MATERIALS AND METHODS

All the experimental procedures were reported in accordance with ARRIVE guidelines and approved by the Animal Care and Use Committee of Yunnan Academy of Animal Husbandry and Veterinary Sciences. The care and use of animals were fully in compliance with local animal welfare laws, guidelines, and policies.

Data utilization

For this study, we used whole-genome SNPs that displayed ΔAF between the TIBP and LWP breeds. These SNPs were derived from our previous study, which involved whole-genome sequencing of 44 TIBP and 29 LWP individuals. This dataset produced 16.47 billion raw reads, with a mean depth of 9.13× per individual and average genome coverage of 98.96%. A total of 21,594,848 and 15,210,134 SNPs were identified for TIBP and LWP, respectively. In total, 21,767,938 SNPs were obtained from the 73 individuals for subsequent analysis. SNPs were categorized based on their specificity and predominance in each breed. SNPs with allele frequencies of 0.5 or higher in TIBP and nonexistent in LWP were classified as TIBP-specific. Those with allele frequencies greater than 0.5 in TIBP and less than 0.5 in LWP, accompanied by an absolute ΔAF equal to or exceeding 0.5, were termed TIBP-predominant SNPs. Conversely, SNPs with allele frequencies of 0.5 or higher in LWP and nonexistent in TIBP were designated LWP-specific. SNPs with allele frequencies greater than 0.5 in LWP, less than 0.5 in TIBP, and ΔAF between LWP and TIBP of 0.5 or more were labeled as LWP-predominant SNPs.

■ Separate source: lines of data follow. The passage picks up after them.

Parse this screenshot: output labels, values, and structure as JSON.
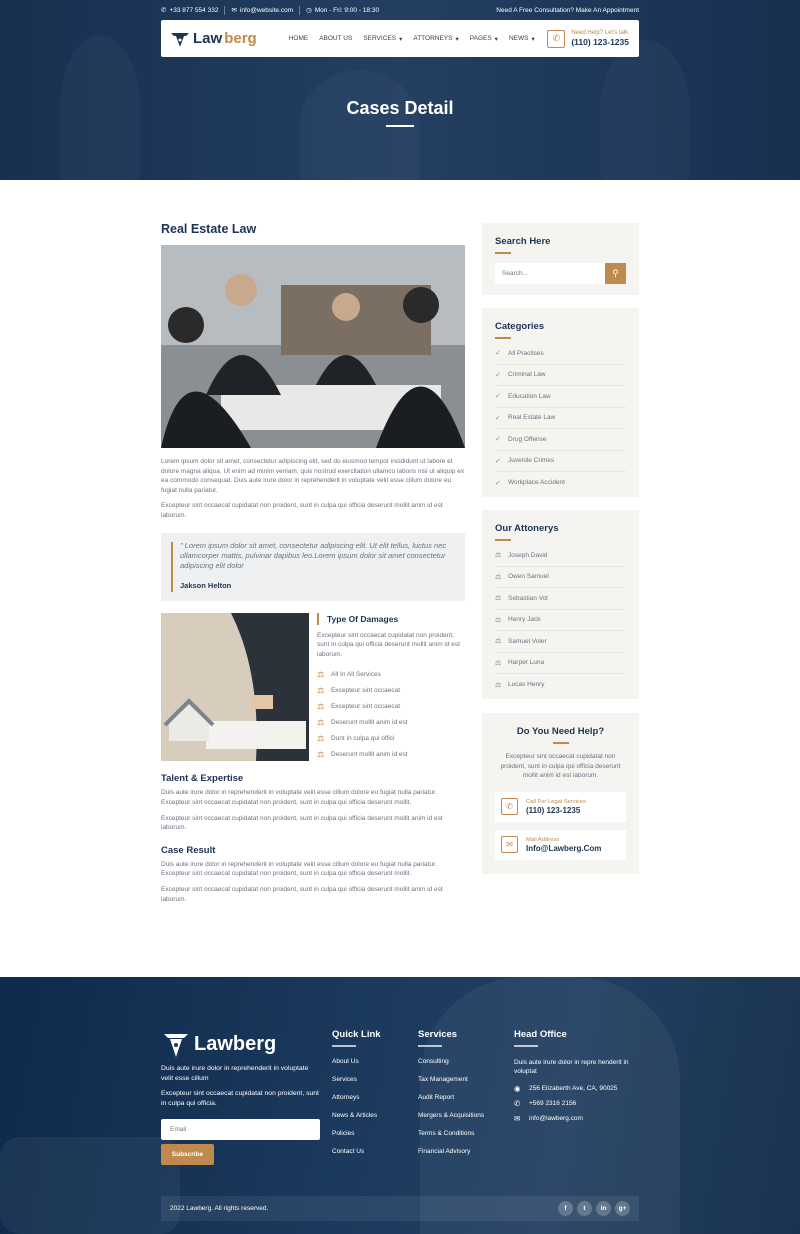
{
  "topbar": {
    "phone": "+33 877 554 332",
    "email": "info@website.com",
    "hours": "Mon - Fri: 9:00 - 18:30",
    "cta": "Need A Free Consultation? Make An Appointment"
  },
  "brand": {
    "name_a": "Law",
    "name_b": "berg",
    "full": "Lawberg"
  },
  "nav": {
    "items": [
      "HOME",
      "ABOUT US",
      "SERVICES",
      "ATTORNEYS",
      "PAGES",
      "NEWS"
    ],
    "help_label": "Need Help? Let's talk",
    "help_phone": "(110) 123-1235"
  },
  "hero": {
    "title": "Cases Detail"
  },
  "article": {
    "title": "Real Estate Law",
    "para1": "Lorem ipsum dolor sit amet, consectetur adipiscing elit, sed do eiusmod tempor incididunt ut labore et dolore magna aliqua. Ut enim ad minim veniam, quis nostrud exercitation ullamco laboris nisi ut aliquip ex ea commodo consequat. Duis aute irure dolor in reprehenderit in voluptate velit esse cillum dolore eu fugiat nulla pariatur.",
    "para2": "Excepteur sint occaecat cupidatat non proident, sunt in culpa qui officia deserunt mollit anim id est laborum.",
    "quote": "\" Lorem ipsum dolor sit amet, consectetur adipiscing elit. Ut elit tellus, luctus nec ullamcorper mattis, pulvinar dapibus leo.Lorem ipsum dolor sit amet consectetur adipiscing elit dolor",
    "quote_author": "Jakson Helton",
    "damages_title": "Type Of Damages",
    "damages_desc": "Excepteur sint occaecat cupidatat non proident, sunt in culpa qui officia deserunt mollit anim id est laborum.",
    "damages_list": [
      "All In All Services",
      "Excepteur sint occaecat",
      "Excepteur sint occaecat",
      "Deserunt mollit anim id est",
      "Dunt in culpa qui offici",
      "Deserunt mollit anim id est"
    ],
    "talent_title": "Talent & Expertise",
    "talent_p1": "Duis aute irure dolor in reprehenderit in voluptate velit esse cillum dolore eu fugiat nulla pariatur. Excepteur sint occaecat cupidatat non proident, sunt in culpa qui officia deserunt mollit.",
    "talent_p2": "Excepteur sint occaecat cupidatat non proident, sunt in culpa qui officia deserunt mollit anim id est laborum.",
    "result_title": "Case Result",
    "result_p1": "Duis aute irure dolor in reprehenderit in voluptate velit esse cillum dolore eu fugiat nulla pariatur. Excepteur sint occaecat cupidatat non proident, sunt in culpa qui officia deserunt mollit.",
    "result_p2": "Excepteur sint occaecat cupidatat non proident, sunt in culpa qui officia deserunt mollit anim id est laborum."
  },
  "sidebar": {
    "search_title": "Search Here",
    "search_placeholder": "Search...",
    "categories_title": "Categories",
    "categories": [
      "All Practises",
      "Criminal Law",
      "Education Law",
      "Real Estate Law",
      "Drug Offense",
      "Juvenile Crimes",
      "Workplace Accident"
    ],
    "attorneys_title": "Our Attonerys",
    "attorneys": [
      "Joseph David",
      "Owen Samuel",
      "Sebastian Vol",
      "Henry Jack",
      "Samuel Voler",
      "Harper Luna",
      "Lucas Henry"
    ],
    "help_title": "Do You Need Help?",
    "help_desc": "Excepteur sint occaecat cupidatat non proident, sunt in culpa qui officia deserunt mollit anim id est laborum.",
    "call_label": "Call For Legal Services",
    "call_value": "(110) 123-1235",
    "mail_label": "Mail Address",
    "mail_value": "Info@Lawberg.Com"
  },
  "footer": {
    "about1": "Duis aute irure dolor in reprehenderit in voluptate velit esse cillum",
    "about2": "Excepteur sint occaecat cupidatat non proident, sunt in culpa qui officia.",
    "email_placeholder": "Email",
    "subscribe": "Subscribe",
    "quick_title": "Quick Link",
    "quick": [
      "About Us",
      "Services",
      "Attorneys",
      "News & Articles",
      "Policies",
      "Contact Us"
    ],
    "services_title": "Services",
    "services": [
      "Consulting",
      "Tax Management",
      "Audit Report",
      "Mergers & Acquisitions",
      "Terms & Conditions",
      "Financial Advisory"
    ],
    "office_title": "Head Office",
    "office_text": "Duis aute irure dolor in repre henderit in voluptat",
    "address": "256 Elizaberth Ave, CA, 90025",
    "phone": "+569 2316 2156",
    "email": "info@lawberg.com",
    "copyright": "2022 Lawberg. All rights reserved.",
    "social": [
      "f",
      "t",
      "in",
      "g+"
    ]
  }
}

Shang et al [16] detected the transcriptome and preteome profiles in longissimus dorsi muscle tissues of nine embryos from two pregnant TIBP and LWBP sows at 60 days after insemination. They identified 3,858 DEGs and 830 DEPs, respectively, between the TIBP and LWP breeds. In this study, we integrated the identified 3,858 DEGs and 830 DEPs into our analysis. This integration aimed to enrich our understanding of the genetic variations of genes involved in skeletal muscle development divergenece between these two pig breeds.

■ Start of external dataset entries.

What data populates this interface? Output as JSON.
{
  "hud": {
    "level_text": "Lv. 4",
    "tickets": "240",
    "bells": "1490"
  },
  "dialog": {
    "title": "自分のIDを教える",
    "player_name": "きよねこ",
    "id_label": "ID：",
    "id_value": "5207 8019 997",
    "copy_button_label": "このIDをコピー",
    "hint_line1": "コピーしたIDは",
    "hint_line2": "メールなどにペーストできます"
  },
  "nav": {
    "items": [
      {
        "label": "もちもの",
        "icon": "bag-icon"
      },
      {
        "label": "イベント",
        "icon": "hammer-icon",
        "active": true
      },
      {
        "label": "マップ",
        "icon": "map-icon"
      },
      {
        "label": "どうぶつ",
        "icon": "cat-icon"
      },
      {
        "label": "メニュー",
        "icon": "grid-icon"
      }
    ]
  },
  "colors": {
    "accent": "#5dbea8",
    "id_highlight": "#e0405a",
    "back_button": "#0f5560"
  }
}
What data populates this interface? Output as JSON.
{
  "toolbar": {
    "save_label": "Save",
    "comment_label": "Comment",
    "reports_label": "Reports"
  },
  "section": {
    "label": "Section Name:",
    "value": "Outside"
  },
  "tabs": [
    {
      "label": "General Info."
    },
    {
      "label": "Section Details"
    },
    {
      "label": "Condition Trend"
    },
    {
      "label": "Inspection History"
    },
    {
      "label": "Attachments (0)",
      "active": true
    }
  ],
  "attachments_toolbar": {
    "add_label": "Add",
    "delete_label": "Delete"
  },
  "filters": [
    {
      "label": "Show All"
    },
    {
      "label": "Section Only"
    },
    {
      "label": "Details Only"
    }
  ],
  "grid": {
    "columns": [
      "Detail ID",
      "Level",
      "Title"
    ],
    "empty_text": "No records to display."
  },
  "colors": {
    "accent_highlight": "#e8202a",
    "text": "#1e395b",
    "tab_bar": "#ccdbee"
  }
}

Identification of TIBP- and LWP-specific and predominant SNPs in DEGs and DEPs

In our study, we meticulously annotated specific and predominant SNPs for TIBP and LWP breeds and assigned them to corresponding genes, referred to as “candidate genes.” We then conducted a comprehensive comparison of the candidate genes, DEGs, and DEPs. This process enabled us to identify genes that overlapped between the candidate genes and DEGs and DEPs. To visualize the overlap and relationships among these genes, we used OmicStudio tools (available at https://www.omicstudio.cn/tool), creating a Venn diagram for an intuitive representation of our findings. Additionally, we used custom-developed Python scripts to extract SNPs within overlapping DEGs and DEPs.

Functional enrichment analysis of overlapping DEGs

To delve deeper into the functional implications of the overlapping DEGs, we conducted a gene ontology (GO) enrichment analysis using g:Profiler tools (available at https://biit.cs.ut.ee/gprofiler/orth) [17]. In this analysis, we set organism to "Sus scrofa", statistical domain scope set to "only annotated genes", significance threshold set to "Benjamini-Hochberg FDR", and the user threshold set to "0.05".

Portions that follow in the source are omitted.